Sgt. Sibyl Sue Blue of the spaceport city of Hammond is just, as one of her police colleagues says, “a little bitty girl.”
He says this after she knocks a gun from the hand of a skulking Centaurian — a humanoid extraterrestrial — and knees him “where it hurt the most and then rabbit punched him. It’s the same place for Centaurians as it is for humans.”
And she’s off on an adventure that takes her to a planet that is a single, huge, ambitious and nearly unstoppable plant — like a gargantuan weed that can destroy Earth — as she seeks to solve the odd-looking murders of several humans, seeming suicides involving the self-removal of the liver which then seems to disappear.
Sibyl Sue Blue, also known in one edition as Galactic Sibyl Sue Blue, was published in 1966 by Rosel George Brown after an apprenticeship in which 21 of her science fiction short stories found magazine homes over the previous two decades.
Judith Merril, one of the first women to be influential in science fiction, described the book in a review as “wildly entertaining” and “long overdue.” In addition, she wrote that, “under all the froth and fun and furious action, there is more acute comment on contemporary society than you are likely to find in any half dozen deadly serious social novels.” Another reviewer hoped for more fiction to come from Brown.
But, in late 1967, the author died of lymphoma, and her only other work was The Waters of Centaurus, brought into print posthumously by her husband.
Sibyl being Sibyl
Merril was right about “all the froth and fun and furious action.” And it’s due to Sibyl being Sibyl.
Indeed, Sibyl’s daughter Missy is understandably distressed when she finds out that her mother is joining an expedition to the planet where her father went missing ten years earlier. Sibyl tells her:
“I know how hard it is right now to be you. I…I’ll tell you the secret of life right now. Quick. The secret of life is for you to enjoy being you. If you can do that, everything else happens by itself.”
And that’s the novel in a nutshell.
Sibyl is a swashbuckling cop who doesn’t take any guff. She’s her own person, and she does what she wants to do to accomplish what she wants to accomplish.
She seduces one of the richest men in the world, falling in love with him in the process (sort of), in order to get a ride on his ship to that mysterious planet Radix. Even so, when the time comes to, so to speak, sever ties with him, she does so with little fanfare.
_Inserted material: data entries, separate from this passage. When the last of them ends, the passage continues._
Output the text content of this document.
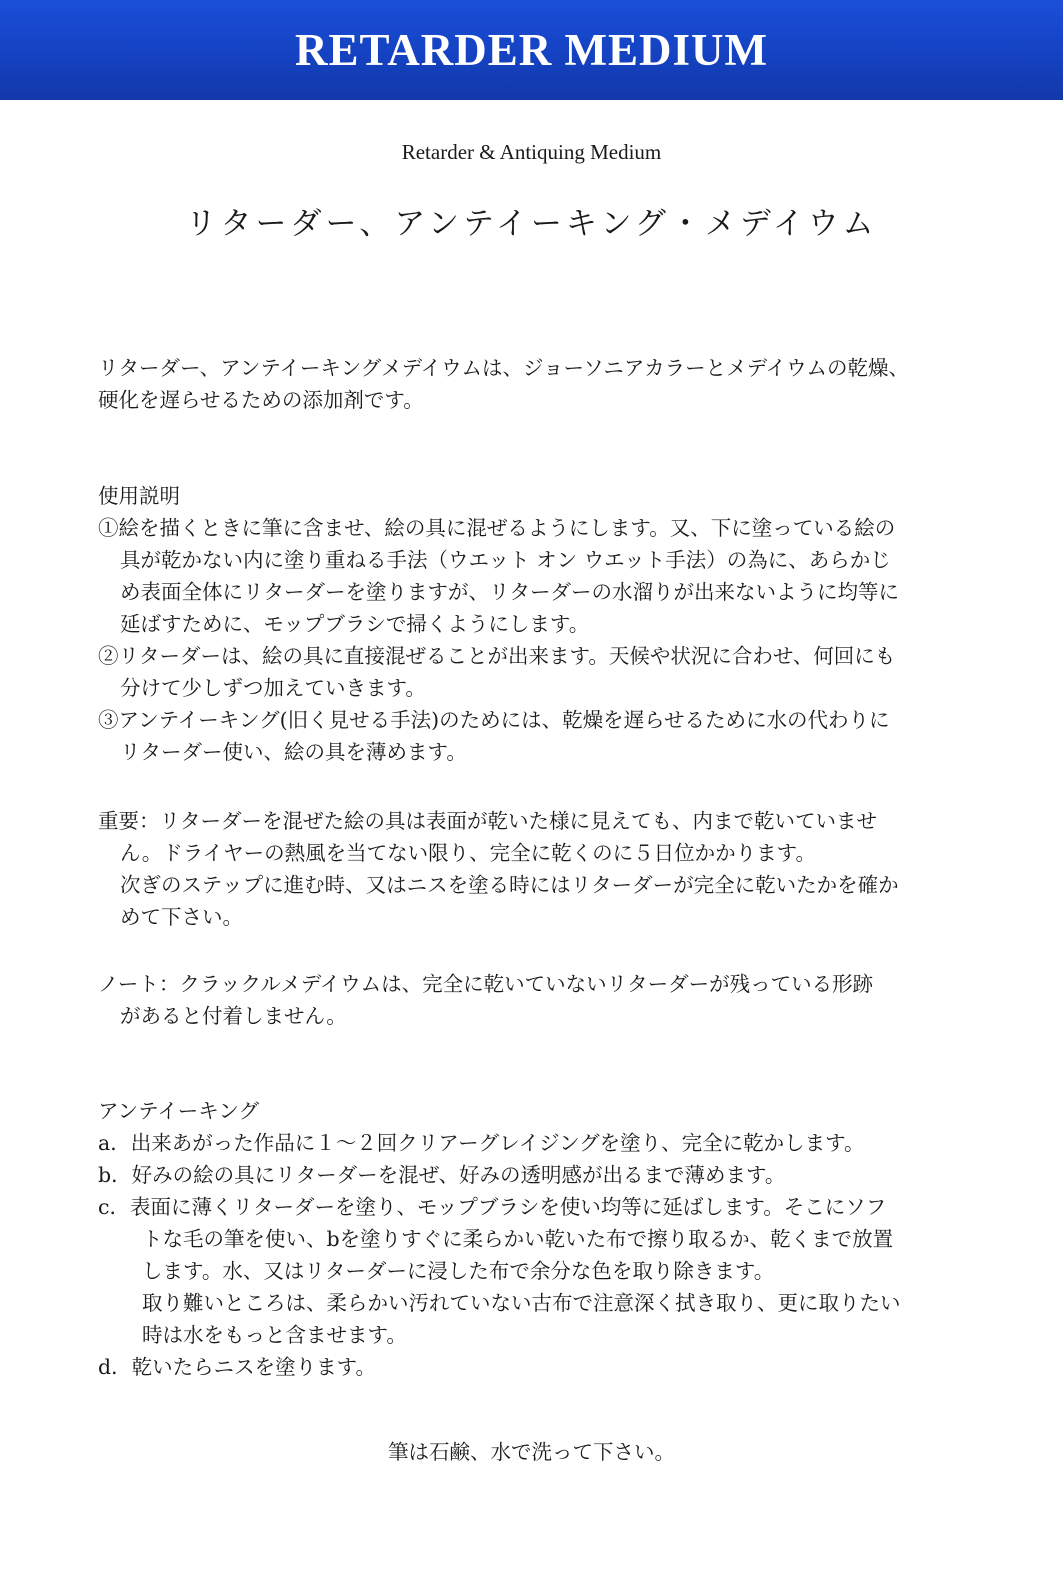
RETARDER MEDIUM
Retarder & Antiquing Medium
リターダー、アンテイーキング・メデイウム
リターダー、アンテイーキングメデイウムは、ジョーソニアカラーとメデイウムの乾燥、
硬化を遅らせるための添加剤です。
使用説明
①絵を描くときに筆に含ませ、絵の具に混ぜるようにします。又、下に塗っている絵の
具が乾かない内に塗り重ねる手法（ウエット オン ウエット手法）の為に、あらかじ
め表面全体にリターダーを塗りますが、リターダーの水溜りが出来ないように均等に
延ばすために、モップブラシで掃くようにします。
②リターダーは、絵の具に直接混ぜることが出来ます。天候や状況に合わせ、何回にも
分けて少しずつ加えていきます。
③アンテイーキング(旧く見せる手法)のためには、乾燥を遅らせるために水の代わりに
リターダー使い、絵の具を薄めます。
重要：リターダーを混ぜた絵の具は表面が乾いた様に見えても、内まで乾いていませ
ん。ドライヤーの熱風を当てない限り、完全に乾くのに５日位かかります。
次ぎのステップに進む時、又はニスを塗る時にはリターダーが完全に乾いたかを確か
めて下さい。
ノート：クラックルメデイウムは、完全に乾いていないリターダーが残っている形跡
があると付着しません。
アンテイーキング
a．出来あがった作品に１～２回クリアーグレイジングを塗り、完全に乾かします。
b．好みの絵の具にリターダーを混ぜ、好みの透明感が出るまで薄めます。
c．表面に薄くリターダーを塗り、モップブラシを使い均等に延ばします。そこにソフ
トな毛の筆を使い、bを塗りすぐに柔らかい乾いた布で擦り取るか、乾くまで放置
します。水、又はリターダーに浸した布で余分な色を取り除きます。
取り難いところは、柔らかい汚れていない古布で注意深く拭き取り、更に取りたい
時は水をもっと含ませます。
d．乾いたらニスを塗ります。
筆は石鹸、水で洗って下さい。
Sibyl Sue Blue is the sort of woman who acts with the freedom and self-confidence of a man in an era when ladies weren’t supposed to be like that at all. Indeed, it would be decades before society, literature and entertainment caught up with Sibyl. You can see her granddaughters in the many super-women movies of the 21st century.
Even so, there are a goodly number of cringe-inducing moments in Brown’s novel for any modern-day person who doesn’t know what life on Earth was like more than half a century ago. For instance:
“She bathed [two injured crew members] every day and did all the cooking because Dr. Beadle [the only other non-injured person] made it plain that he did not do these menial chores.”